La stratégie d’Orbrador en matière de sécurité nationale

Les versions de ce qui s’est passé jeudi 17 octobre après-midi varient dans le détail, mais tous s’entendent pour dire, y compris celle officielle, qu’une patrouille militaire, seule, sans l’autorisation des chefs du ministère de la Sécurité, a agi à la hâte et sans le mandat de perquisition qu’un juge devrait accorder, sans avoir la moindre idée de la réaction que leur opération susciterait de la part des hommes armés. Culiacan, la ville où se sont déroulés les événements est la capitale de Sinaloa, le siège nord-ouest de l’Etat du cartel qui porte son nom et où El Chapo régnait et où dominent, aujourd’hui, El Mayo Zambada et Los Chapitos, les trois fils de Joaquín Guzmán. L’arrestation d’Ovidio, l’un d’entre eux, a déclenché une contre-offensive des tueurs à gages qui a duré plusieurs heures à partir de 15 heures et qui a transformé la ville en champ de bataille. Tout au long de l’affrontement, l’initiative a été prise par les tueurs à gages. Les forces répressives étaient acculées et minoritaires.

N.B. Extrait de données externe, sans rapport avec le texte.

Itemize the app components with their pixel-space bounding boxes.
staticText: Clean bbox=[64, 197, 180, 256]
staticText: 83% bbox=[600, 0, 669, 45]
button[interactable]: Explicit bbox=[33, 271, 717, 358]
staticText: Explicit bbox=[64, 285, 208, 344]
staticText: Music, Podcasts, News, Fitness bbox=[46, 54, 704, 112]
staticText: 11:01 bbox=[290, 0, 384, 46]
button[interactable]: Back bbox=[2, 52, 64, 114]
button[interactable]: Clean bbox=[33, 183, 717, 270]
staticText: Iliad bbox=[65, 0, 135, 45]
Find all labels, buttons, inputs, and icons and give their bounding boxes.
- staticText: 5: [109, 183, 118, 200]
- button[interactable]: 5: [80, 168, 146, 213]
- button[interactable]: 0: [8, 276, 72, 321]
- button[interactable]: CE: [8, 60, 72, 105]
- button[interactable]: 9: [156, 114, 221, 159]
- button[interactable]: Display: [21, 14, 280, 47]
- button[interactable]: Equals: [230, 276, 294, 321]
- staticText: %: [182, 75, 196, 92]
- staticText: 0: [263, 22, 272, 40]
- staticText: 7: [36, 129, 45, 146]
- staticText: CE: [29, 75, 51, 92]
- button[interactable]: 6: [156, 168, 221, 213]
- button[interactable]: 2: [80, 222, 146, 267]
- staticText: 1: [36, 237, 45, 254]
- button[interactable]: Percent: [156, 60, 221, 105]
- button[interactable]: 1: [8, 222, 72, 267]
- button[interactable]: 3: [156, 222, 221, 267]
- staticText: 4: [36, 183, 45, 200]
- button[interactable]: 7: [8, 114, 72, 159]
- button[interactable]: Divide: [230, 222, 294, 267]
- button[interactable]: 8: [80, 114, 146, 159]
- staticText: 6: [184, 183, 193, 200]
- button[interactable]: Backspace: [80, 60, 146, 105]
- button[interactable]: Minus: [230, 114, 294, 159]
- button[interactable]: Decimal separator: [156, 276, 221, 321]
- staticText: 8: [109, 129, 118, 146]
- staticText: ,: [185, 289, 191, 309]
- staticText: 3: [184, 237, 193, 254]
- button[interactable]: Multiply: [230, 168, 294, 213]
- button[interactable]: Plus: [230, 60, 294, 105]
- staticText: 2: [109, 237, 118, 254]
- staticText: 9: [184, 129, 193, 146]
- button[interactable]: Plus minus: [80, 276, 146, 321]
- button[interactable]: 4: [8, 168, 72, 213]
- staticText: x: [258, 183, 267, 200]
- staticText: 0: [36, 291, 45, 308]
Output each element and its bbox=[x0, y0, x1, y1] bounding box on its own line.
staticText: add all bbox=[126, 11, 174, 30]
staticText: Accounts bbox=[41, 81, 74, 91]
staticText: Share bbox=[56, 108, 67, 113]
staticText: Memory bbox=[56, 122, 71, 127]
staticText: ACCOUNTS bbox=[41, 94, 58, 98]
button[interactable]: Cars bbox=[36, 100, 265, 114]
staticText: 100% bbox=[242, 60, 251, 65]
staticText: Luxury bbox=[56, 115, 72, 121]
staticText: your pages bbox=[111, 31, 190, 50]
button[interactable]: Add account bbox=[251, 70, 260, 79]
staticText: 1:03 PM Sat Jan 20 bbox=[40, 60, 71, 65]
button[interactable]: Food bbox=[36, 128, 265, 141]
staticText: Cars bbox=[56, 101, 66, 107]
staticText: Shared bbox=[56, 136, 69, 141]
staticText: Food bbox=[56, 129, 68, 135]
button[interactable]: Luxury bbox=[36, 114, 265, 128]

Le fait que les militaires et les gardes nationaux étaient en en infériorité numérique par rapport aux forces des tueurs à gages a déterminé qu’après la capture d’Ovidio Guzmán, sa libération s’est faite avec les justifications du ministère de la Sécurité, approuvées par Amlo, insistant sur le fait qu’un massacre a été évité. Le lendemain des événements de Culiacán, Amlo a déclaré dans sa première déclaration faite à Oaxaca, à l’autre bout du pays où il se trouvait : «On ne peut pas éteindre le feu avec le feu, c’est la différence de cette stratégie avec ce que les gouvernements précédents ont fait. Nous ne voulons pas que la guerre (…) la stratégie appliquée a transformé le pays en cimetière (…) La décision a été prise par le ministère de la Sécurité d’une manière collégiale et conjointe. J’ai appuyé cette position parce que je crois que la chose la plus importante est la protection des gens, qu’il n’y ait pas plus de morts.» Et dans les jours qui suivent, il continue à répéter le matin et le soir son argument central justifiant sa décision de libérer le chef du narcotrafic. Elle est présentée ainsi: «C’était une décision difficile mais très humaine», «nous sommes humains, très humains», «ma doctrine est l’amour du prochain», «le pouvoir n’est pas arrogance, le pouvoir n’est pas violence, le pouvoir est humilité», «si vous ne faites pas ce que vous aviez décidé, il y aurait eu un massacre». Ses partisans ne ménagent pas leurs efforts pour soutenir une décision qu’ils considèrent comme celle d’«un grand humaniste, qui se soucie de la vie avant la mort», comme l’a affirmé un professeur à Oaxaca.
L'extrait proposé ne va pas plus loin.